What is the individual requirement?
The Affordable Care Act (ACA) requires all citizens and legal residents to have qualifying health coverage or pay a tax penalty. The individual responsibility requirement makes it possible for everyone - including people with pre-existing conditions like diabetes, asthma or cancer - to get health insurance. Without a requirement, only people who were sick and needed insurance would get it, which would make premiums very expensive. Healthy people could wait until they get sick to purchase coverage. By making sure healthy people are insured, the requirement will bring down the average cost of coverage for all. And, to help make insurance affordable for low- and middle-income families, the law provides subsidies for premiums and out-of-pocket expenses.
How does the requirement work?
Beginning on January 1, 2014, any person without qualifying health coverage must pay a tax penalty, either a flat rate or a share of household income, whichever amount is greater. The flat rate penalty is phased-in: starting in 2014 at $95 per year, increasing to $325 in 2015, and $695 in 2016. After 2016, the flat rate tax penalty increases annually with a cost-of-living adjustment. The maximum a flat rate tax for a family per year is $2,085 (3 times $695), no matter how large the family.
The other option is a penalty based on a share of household income that is also phased in, starting in 2014 at 1 percent of taxable income, increasing to 2 percent of taxable income in 2015 and maxing out at 2.5 percent of taxable income in 2016 and the years that follow.

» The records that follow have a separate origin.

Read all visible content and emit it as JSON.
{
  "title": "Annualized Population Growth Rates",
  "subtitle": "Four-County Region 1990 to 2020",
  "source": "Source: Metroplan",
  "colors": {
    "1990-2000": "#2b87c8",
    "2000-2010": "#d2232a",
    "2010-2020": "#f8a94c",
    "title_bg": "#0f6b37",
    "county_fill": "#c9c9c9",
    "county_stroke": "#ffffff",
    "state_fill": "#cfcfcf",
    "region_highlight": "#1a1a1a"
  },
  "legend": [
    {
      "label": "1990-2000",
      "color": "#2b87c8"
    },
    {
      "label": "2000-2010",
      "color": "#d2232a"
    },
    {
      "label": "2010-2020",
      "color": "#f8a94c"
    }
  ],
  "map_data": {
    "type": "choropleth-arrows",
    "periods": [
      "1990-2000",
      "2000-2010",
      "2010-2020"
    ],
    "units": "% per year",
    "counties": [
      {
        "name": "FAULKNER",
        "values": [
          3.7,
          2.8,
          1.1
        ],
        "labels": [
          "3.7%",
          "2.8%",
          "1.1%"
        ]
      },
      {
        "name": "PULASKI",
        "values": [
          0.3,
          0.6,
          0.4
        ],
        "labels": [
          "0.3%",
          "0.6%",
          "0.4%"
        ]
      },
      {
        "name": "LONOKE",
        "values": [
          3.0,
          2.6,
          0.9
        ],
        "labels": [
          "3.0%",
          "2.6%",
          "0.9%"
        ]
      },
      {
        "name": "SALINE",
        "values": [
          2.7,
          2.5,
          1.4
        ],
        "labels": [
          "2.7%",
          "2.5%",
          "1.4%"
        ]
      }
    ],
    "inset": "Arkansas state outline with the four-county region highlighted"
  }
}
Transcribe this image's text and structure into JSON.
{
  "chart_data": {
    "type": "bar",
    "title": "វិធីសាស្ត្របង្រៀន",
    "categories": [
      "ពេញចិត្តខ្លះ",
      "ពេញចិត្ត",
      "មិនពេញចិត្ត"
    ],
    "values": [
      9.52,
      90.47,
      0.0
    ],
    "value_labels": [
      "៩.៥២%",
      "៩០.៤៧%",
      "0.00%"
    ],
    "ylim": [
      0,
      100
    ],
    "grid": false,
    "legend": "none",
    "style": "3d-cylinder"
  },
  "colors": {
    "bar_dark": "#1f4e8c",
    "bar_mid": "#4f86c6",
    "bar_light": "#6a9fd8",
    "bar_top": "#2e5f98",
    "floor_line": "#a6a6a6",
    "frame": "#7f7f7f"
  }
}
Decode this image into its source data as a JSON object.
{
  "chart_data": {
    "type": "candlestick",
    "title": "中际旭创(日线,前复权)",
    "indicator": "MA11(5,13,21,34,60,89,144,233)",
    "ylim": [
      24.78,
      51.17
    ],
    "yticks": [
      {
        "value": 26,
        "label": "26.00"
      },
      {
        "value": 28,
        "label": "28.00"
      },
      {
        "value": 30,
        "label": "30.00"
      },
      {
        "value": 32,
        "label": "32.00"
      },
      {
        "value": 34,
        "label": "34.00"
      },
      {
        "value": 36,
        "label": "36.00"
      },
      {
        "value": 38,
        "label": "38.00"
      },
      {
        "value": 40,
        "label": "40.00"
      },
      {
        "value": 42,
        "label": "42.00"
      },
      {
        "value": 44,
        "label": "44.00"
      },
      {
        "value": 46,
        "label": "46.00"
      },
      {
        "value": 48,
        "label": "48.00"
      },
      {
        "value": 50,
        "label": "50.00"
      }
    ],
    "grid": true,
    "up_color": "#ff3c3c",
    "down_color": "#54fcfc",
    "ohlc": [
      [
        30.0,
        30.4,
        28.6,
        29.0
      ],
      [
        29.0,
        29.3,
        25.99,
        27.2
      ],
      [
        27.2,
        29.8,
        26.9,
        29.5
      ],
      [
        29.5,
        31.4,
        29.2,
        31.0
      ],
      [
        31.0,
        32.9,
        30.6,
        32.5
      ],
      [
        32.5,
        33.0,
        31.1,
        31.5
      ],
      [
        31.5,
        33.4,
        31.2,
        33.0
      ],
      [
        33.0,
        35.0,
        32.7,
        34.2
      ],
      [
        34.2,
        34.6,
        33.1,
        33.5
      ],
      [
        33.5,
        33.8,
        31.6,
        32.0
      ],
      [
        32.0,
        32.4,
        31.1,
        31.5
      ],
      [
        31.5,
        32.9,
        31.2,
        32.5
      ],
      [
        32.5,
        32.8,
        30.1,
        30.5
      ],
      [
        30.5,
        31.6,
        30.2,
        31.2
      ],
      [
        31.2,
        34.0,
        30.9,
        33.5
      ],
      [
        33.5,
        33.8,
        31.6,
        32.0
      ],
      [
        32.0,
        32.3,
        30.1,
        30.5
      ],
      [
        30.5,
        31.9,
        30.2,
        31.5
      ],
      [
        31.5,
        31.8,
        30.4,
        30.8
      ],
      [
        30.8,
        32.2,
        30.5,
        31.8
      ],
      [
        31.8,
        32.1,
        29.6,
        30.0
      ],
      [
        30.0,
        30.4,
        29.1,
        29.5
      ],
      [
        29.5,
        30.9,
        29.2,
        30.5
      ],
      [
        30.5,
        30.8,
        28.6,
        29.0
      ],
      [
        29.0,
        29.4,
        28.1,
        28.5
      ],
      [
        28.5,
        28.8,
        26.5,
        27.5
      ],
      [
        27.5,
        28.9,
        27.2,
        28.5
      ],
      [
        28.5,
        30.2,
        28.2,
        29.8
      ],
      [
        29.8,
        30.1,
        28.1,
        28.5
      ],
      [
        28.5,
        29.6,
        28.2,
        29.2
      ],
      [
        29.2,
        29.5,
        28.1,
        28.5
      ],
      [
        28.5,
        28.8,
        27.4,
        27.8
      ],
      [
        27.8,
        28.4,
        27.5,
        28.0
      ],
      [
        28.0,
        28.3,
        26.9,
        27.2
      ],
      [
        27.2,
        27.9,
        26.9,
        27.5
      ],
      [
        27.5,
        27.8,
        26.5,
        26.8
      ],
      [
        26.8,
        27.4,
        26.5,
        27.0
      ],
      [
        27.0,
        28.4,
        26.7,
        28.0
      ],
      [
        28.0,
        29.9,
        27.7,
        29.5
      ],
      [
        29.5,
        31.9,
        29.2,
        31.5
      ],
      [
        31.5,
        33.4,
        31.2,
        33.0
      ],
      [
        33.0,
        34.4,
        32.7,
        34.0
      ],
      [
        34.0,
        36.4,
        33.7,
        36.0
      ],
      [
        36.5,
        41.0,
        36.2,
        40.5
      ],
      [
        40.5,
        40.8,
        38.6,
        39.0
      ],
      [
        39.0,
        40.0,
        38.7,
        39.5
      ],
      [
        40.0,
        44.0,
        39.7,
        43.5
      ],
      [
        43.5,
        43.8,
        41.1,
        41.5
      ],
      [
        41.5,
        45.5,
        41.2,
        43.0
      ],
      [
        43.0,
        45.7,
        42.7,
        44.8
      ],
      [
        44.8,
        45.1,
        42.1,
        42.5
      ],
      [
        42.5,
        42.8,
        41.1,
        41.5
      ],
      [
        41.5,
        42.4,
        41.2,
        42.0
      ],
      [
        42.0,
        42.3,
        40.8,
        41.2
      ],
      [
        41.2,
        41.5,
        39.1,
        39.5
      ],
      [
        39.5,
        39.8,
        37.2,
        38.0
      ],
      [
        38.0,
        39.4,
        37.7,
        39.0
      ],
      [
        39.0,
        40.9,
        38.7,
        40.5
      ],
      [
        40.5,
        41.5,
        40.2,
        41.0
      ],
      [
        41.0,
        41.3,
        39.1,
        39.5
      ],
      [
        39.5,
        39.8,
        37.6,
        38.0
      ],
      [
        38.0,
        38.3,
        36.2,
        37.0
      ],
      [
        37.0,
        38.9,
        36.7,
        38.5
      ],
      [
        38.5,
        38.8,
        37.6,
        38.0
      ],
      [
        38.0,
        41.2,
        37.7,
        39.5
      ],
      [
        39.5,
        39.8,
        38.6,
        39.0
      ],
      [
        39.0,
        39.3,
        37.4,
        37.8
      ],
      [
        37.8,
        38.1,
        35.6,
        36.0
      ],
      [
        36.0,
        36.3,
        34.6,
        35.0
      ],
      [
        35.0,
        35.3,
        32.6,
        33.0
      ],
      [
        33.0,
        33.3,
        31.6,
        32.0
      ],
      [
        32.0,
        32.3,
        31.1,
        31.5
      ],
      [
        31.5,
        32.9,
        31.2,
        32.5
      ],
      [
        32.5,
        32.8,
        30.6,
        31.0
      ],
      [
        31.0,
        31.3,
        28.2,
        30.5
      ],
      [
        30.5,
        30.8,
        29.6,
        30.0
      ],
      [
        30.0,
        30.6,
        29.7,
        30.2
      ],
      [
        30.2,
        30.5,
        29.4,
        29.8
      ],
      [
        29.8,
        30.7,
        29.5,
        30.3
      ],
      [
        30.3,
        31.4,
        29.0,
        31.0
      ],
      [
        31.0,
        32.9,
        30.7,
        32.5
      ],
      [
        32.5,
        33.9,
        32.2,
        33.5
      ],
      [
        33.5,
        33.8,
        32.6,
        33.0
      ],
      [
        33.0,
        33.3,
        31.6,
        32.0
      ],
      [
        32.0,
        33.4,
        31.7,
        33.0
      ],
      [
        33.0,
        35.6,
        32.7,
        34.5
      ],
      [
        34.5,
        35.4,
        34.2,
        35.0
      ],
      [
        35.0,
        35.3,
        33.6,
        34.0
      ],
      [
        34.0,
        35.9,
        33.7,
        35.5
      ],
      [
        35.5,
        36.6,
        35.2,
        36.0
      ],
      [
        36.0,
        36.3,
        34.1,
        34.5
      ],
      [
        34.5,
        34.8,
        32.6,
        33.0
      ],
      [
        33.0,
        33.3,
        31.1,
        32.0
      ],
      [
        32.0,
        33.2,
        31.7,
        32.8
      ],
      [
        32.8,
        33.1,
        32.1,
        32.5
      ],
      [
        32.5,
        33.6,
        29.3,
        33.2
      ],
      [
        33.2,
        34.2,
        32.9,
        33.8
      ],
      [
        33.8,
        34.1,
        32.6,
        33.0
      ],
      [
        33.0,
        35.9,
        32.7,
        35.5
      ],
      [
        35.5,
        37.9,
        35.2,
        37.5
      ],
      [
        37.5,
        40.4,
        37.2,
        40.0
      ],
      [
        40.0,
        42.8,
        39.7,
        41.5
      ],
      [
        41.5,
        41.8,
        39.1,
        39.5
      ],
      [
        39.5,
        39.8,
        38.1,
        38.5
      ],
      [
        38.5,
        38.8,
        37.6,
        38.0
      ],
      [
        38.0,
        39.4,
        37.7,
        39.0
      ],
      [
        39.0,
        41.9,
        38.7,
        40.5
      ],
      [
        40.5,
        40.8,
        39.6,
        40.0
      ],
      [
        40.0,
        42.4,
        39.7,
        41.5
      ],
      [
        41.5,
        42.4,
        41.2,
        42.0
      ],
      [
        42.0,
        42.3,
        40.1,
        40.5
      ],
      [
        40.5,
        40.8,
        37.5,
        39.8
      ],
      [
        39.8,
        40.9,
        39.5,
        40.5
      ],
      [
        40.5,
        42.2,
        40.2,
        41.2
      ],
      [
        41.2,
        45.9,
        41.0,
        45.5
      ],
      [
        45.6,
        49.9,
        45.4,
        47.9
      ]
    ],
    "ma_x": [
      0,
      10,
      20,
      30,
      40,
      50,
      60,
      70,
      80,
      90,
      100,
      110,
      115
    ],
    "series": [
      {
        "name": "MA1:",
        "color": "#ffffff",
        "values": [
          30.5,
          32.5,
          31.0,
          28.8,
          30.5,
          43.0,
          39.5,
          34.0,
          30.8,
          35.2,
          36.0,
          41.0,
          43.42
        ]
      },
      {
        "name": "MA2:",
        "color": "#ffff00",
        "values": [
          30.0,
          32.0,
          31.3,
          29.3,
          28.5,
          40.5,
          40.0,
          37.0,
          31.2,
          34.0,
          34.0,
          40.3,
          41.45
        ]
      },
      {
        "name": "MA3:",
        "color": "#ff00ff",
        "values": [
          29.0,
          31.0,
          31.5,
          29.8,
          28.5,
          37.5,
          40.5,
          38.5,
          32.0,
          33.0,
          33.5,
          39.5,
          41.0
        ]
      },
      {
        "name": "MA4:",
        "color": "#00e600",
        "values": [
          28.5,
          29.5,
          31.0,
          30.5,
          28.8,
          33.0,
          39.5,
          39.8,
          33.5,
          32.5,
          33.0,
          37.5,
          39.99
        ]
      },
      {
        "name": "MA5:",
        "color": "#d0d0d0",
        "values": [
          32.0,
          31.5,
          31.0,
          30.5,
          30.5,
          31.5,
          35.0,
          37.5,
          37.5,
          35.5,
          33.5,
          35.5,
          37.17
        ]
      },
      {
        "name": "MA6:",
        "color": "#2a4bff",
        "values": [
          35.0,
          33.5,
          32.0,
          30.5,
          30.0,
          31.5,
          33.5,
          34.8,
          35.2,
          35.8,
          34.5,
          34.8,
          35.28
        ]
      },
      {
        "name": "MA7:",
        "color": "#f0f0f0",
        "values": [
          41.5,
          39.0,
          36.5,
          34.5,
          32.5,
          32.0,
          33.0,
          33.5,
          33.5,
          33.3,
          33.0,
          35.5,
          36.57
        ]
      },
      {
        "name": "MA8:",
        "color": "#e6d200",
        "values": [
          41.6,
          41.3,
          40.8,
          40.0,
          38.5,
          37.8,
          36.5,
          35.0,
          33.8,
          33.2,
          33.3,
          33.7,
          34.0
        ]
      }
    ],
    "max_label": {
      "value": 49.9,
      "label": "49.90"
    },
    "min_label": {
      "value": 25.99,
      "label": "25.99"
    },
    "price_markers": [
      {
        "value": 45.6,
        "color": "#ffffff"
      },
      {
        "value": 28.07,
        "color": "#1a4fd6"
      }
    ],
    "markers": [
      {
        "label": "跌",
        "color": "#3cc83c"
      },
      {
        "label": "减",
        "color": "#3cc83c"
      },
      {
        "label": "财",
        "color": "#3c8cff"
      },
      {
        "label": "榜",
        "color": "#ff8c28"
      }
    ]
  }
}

What is qualifying health coverage?
To meet the coverage requirement, individuals must have qualifying health coverage. Most people will meet the requirement with the coverage they already have: through an employer-sponsored health plan, health plans in the individual market, and public plans such as Medicare, Medicaid, the Children's Health Insurance Program, TRICARE, and the veteran's health care program. Health plans available in the Exchanges will also meet the individual requirement for qualifying coverage.
What if someone cannot afford insurance? Are there exemptions?
The individual responsibility requirement does not apply to some:
- people who cannot afford coverage (defined as those who would pay more than 8 percent of their household income for their premiums)
- undocumented immigrants
- people without insurance for less than three months
- individuals with incomes below the tax filing threshold (In 2009, the tax filing threshold was $9,135 for individuals and $18,700 for couple)
Exemptions will also be given to specified categories of individuals, for example for religious reasons, American Indians, Americans living abroad for at least one year, and incarcerated individuals.